263-3010-00: Big Data
Section 7
Data Models and Validation
Swiss Federal Institute of Technology Zurich
Eidgenössische Technische Hochschule Zürich
Last Edit Date: 10/28/2024
Disclaimer and Term of Use:
We do not guarantee the accuracy and completeness of the summary content. Some of the course material may not be included, and some of the content in the summary may not be correct. You should use this file properly and legally. We are not responsible for any results from using this file
This personal note is adapted from Professor Ghislain Fourny. Please contact us to delete this file if you think your rights have been violated.
This work is licensed under a Creative Commons Attribution 4.0 International License.
Even though the data is physically stored as bits - or as text directly encoded to bits in the case of XML and JSON - it would not be appropriate to directly manipulate the data at the bit or text level. This is, in fact, in the spirit of data independence to abstract away. Doing so is called data modeling.
A data model is an abstract view over the data that hides the way it is stored physically. For example, a CSV file should be abstracted logically as a table. This is because CSV enforces at least relational integrity as well as atomic integrity. As for domain integrity , this can be considered implicit since an entire column can be interpreted as a string in the case of incompatible literals.
The JSON Information Set¶
Obviously, a model based on tables is not appropriate for JSON. This is because, unlike CSV, JSON enforce neither relational integrity, nor atomic integrity, nor domain integrity. In fact, we will see that the appropriate abstraction for any JSON document is a tree.
The nodes of that tree, which are JSON logical values, are naturally of six possible kinds: the six syntactic building blocks of JSON.

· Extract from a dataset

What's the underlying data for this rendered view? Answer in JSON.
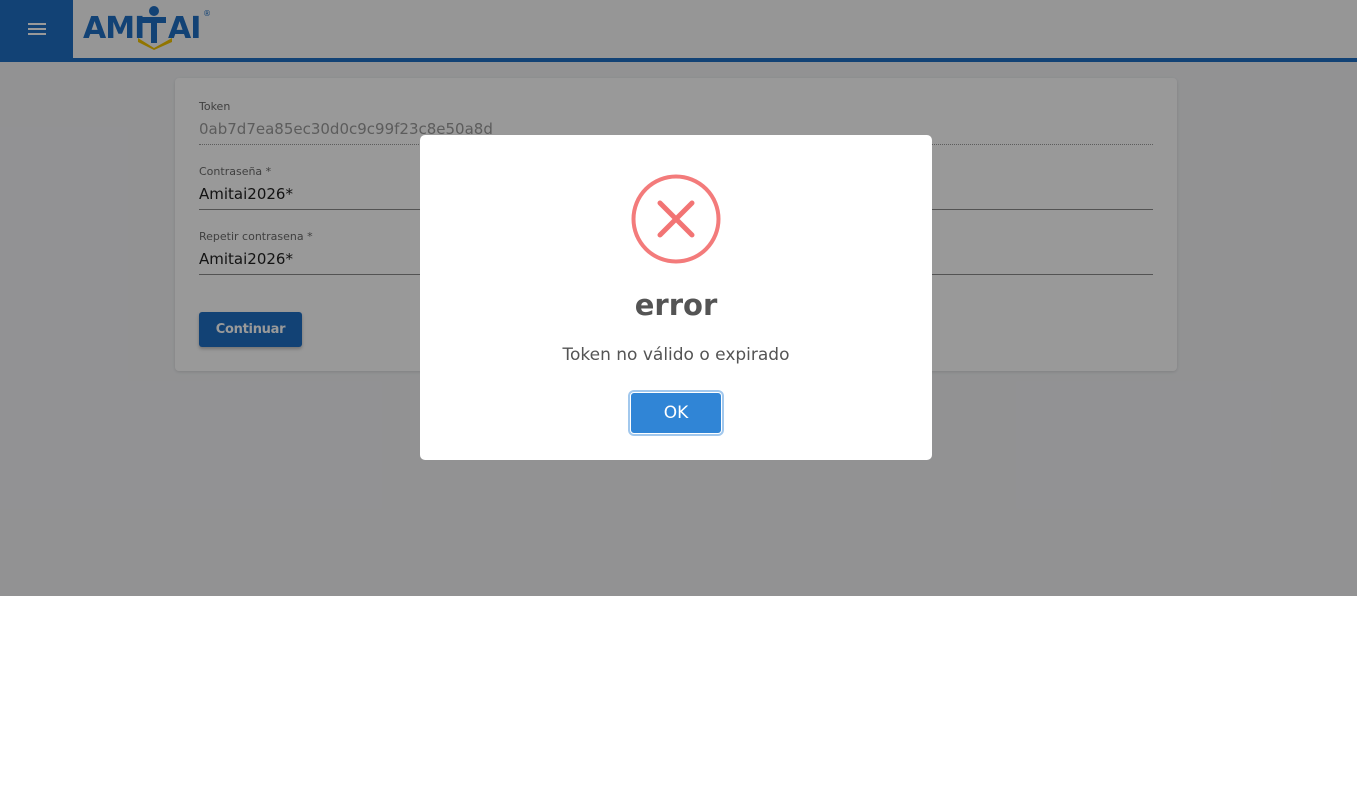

These are the four leaves corresponding to atomic values:
Strings
Numbers
Booleans
Nulls
As well as two intermediate nodes (possibly leaves if empty):
Objects (String-to-value map)
Arrays (List of values)
Formally, and not only for JSON but for all tree-based models, these nodes are generally called information items and form the logical building blocks of the model, called information set.

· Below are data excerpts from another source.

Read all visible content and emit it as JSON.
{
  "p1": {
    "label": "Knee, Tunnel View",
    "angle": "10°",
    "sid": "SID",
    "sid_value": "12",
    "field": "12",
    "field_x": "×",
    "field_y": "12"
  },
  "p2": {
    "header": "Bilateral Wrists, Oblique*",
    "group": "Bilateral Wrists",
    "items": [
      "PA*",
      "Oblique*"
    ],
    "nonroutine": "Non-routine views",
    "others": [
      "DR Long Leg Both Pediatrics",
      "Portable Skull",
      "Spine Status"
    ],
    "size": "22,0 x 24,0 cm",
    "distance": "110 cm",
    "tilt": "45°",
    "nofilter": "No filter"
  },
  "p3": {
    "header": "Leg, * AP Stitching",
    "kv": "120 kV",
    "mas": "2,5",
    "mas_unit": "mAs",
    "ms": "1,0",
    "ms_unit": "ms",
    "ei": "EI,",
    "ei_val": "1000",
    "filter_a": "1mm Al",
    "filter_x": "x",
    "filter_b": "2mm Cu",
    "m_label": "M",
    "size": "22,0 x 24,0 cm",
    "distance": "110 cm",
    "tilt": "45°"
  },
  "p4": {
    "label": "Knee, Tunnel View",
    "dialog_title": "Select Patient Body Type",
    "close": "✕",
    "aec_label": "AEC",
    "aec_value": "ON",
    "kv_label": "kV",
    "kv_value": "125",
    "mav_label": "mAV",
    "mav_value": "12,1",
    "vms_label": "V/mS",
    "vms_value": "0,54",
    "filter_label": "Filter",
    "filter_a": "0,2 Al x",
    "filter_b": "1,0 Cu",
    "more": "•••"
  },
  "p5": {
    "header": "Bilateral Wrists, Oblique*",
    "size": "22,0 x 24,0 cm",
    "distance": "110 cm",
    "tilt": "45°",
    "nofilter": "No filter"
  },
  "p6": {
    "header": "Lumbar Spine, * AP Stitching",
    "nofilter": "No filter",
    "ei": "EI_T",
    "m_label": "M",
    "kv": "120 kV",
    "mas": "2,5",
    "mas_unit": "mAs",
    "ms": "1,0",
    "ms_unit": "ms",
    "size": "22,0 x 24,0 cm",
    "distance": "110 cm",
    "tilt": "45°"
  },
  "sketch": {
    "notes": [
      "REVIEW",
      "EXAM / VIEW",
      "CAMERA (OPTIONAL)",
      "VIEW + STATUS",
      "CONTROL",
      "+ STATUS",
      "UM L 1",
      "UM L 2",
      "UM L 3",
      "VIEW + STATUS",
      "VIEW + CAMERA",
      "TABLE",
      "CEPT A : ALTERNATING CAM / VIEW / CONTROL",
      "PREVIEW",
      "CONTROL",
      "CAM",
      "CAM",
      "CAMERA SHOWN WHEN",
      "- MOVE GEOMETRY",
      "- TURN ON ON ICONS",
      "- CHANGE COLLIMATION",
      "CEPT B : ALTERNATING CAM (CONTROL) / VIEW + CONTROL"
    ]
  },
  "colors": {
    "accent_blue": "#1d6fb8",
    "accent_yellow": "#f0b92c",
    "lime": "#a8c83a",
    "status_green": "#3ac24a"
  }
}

Let us take the following example.
{
"foo" : true,
"bar" : [
{
"foobar" : "foo"
},
null
]
}
It is possible to draw this document as a logical tree, where each information item (node) corresponds to each one of the values present in the document: two objects, one array, and three atomics. Note that the information items are the rectangles; the ovals are not information items but labels on the edges connecting the information items. The ovals correspond to object keys.
It is possible to do so for any JSON document. Thus, we have now obtained a similar logical / physical mapping to what we previously did with CSV and tables, except taht this is now with JSON and trees.
When a JSON document is being parsed by a JSON library, this tree is built in memory, the edges being pointers, and further processing will be done on the tree and not on the original syntax.
Conversely, it is possible to take a tree and output it back to JSON syntax. This is called serialization.
The XML Information Set¶
It is possible to do the same logical abstraction, also based on trees, with XML, where information items corresponod to elements, attributes, text, etc:
A fundamental difference between JSON trees and XML trees is that for JSON, the labels (object keys) are on the edges connecting an object information item to each one of its children information items. In XML, the labels (these would be element and attribute names) are on the nodes (information items) directly. Another way to say it is that a JSON informaiton item does not know with which key it is associated in an object (if at all), while an XML element or attribute information item knows its name
Let us dive more into details. In XML, there are many more informaiton items:
Document information items
Element information items
Attribute information items
Character information items
Comment information items
Processing instruction information items
Namespace information items
Unexpected entity reference information items
DTD information items
Unparsed entity information items
Notation information items
We only go into the most important ones from a data perspective here: documents, elements, attributes, and characters. We will leave comments and namespaces aside to keep things simple, even though we saw what they look like syntactically, and will also skip all other information items, for which we have not studied the syntax.
Let us take this example:
<?xml version="1.0" encoding="UTF-8"?>
<!DOCTYPE metadata>
<metadata>
<title
language="en"
year="2019"
>Systems Group</title>
<publisher>ETH Zurich</publisher>
</metadata>
Formally, the XML Information Set is defined in a standard of the World Wide Web consortium (W3C). Each kind of information item has specific properties, and some of these properties link it to other information items, building the tree.
Let us go through the information items for the above document and list some of its properties.
Document information item¶
The document information item is just the root of an XML tree. It does not correspond to anything syntactically or, if at all, it would correspond to the text and doctype declarations.
The documentation information has two important properties:
[children] Element information item metadata
[version] 1.0
Element information items¶
There is one element information item for each element. Here we have three.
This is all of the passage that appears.